Un récent décret, dit « Paysage », est censé améliorer le panorama de l’enseignement supérieur. Entre autres dispositions, il prévoit de réduire à 10/20 – au lieu de 12/20 – aussi bien la cote qui permet à l’étudiant de réussir un cours que la moyenne qui assure la réussite globale. Cette mesure peut apparaître, a priori, comme favorable aux étudiants en difficulté. Ce pourrait être un leurre, comme l’ont fait remarquer certaines organisations étudiantes.

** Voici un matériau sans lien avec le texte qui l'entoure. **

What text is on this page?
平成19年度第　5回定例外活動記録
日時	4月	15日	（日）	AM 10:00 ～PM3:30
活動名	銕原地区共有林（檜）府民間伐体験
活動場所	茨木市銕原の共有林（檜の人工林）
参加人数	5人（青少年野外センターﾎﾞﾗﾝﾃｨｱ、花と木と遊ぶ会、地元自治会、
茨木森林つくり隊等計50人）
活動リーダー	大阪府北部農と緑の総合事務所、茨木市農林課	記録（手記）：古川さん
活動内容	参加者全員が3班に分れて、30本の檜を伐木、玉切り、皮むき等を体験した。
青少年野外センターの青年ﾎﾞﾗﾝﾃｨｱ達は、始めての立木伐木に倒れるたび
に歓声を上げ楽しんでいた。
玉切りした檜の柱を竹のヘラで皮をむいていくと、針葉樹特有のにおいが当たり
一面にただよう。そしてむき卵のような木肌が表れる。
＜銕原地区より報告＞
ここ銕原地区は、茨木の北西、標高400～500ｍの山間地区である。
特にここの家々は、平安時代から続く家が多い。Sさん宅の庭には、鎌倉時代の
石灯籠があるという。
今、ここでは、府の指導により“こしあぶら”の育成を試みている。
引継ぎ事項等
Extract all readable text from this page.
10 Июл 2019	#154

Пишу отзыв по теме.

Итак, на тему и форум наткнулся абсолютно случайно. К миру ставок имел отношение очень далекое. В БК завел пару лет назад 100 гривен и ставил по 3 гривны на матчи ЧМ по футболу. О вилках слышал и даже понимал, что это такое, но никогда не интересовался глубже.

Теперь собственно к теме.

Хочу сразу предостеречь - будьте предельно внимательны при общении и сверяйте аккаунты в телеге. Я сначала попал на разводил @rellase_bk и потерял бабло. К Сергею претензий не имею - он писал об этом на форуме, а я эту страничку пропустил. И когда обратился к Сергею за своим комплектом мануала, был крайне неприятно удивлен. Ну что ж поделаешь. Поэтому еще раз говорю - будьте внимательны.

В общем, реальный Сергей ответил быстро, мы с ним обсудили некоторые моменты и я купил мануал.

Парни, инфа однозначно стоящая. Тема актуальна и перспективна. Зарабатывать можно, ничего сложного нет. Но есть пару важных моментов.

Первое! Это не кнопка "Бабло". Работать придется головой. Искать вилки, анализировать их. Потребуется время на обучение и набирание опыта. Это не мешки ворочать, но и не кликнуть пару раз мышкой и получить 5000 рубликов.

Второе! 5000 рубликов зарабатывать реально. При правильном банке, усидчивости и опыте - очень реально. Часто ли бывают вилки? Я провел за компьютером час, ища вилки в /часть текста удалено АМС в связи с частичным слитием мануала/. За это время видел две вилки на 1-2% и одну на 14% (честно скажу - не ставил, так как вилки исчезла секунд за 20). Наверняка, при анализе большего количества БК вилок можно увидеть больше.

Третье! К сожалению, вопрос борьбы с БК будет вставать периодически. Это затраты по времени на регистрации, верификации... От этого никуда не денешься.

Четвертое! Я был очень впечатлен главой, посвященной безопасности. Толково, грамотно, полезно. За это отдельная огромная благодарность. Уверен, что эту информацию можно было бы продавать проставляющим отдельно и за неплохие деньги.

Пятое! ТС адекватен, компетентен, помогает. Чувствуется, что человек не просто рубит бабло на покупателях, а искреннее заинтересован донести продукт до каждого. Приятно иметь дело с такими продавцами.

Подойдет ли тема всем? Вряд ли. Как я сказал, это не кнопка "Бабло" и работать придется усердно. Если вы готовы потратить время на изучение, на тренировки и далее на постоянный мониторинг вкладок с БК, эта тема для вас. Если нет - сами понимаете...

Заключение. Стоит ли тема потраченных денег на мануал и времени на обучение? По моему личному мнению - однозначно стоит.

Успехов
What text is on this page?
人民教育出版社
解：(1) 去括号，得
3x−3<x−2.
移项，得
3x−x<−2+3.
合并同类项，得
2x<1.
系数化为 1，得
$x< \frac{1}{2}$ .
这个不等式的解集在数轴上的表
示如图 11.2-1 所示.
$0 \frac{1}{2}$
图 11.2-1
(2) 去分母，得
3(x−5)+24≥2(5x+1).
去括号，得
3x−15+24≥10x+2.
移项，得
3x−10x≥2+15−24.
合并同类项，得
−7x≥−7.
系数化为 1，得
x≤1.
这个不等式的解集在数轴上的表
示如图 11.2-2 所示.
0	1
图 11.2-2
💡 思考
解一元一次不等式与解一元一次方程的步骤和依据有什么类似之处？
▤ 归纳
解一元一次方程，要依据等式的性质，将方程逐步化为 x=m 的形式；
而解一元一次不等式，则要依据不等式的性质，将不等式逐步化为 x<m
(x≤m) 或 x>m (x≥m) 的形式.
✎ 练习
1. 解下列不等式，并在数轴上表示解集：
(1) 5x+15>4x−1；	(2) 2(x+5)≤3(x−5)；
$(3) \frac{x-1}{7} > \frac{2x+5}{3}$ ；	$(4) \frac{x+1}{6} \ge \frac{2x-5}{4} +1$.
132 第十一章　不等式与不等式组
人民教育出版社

Faut-il préciser que la cote sanctionnant la réussite ou l’échec dans un cours n’est pas une pure et simple addition de points ? Elle résume et représente l’avis du professeur. Jusqu’ici 12/20 signifiait : l’étudiant « a satisfait », il n’est pas nécessaire qu’il consacre plus de temps et d’énergie à ce cours. Si l’enseignant estimait que la maîtrise du cours était trop limitée, il attribuait une note de 11/20, au plus. Pour le même message, il faudra désormais que la note soit de 9/20, au plus. Ce changement attirera la moyenne vers le bas. Qu’y gagne l’étudiant ?
Ce cas particulier révèle, une fois de plus, à quel point le bon usage de l’évaluation est complexe. À une époque qui se repaît de chiffres et statistiques, qui souffre d’« évaluationnite » aiguë dans tous les secteurs, le risque augmente d’accorder à une cote un pouvoir inconsidéré. Il suffit pour ce faire d’oublier que toute évaluation adopte forcément un point de vue restreint : il est impensable qu’elle s’attache à tous les aspects sans exception de ce qu’elle prétend évaluer, impensable qu’elle prenne en compte tous les aspects sans exception de l’individu auquel elle s’applique. Elle ne constitue donc qu’une indication parmi d’autres permettant d’aller de l’avant à meilleur escient. Mais celui qui va de l’avant est un être de chair et d’os, d’esprit et de cœur, dans l’évolution de qui la personne et la personnalité entrent plus en ligne de compte qu’un résultat d’épreuve, quel qu’il soit.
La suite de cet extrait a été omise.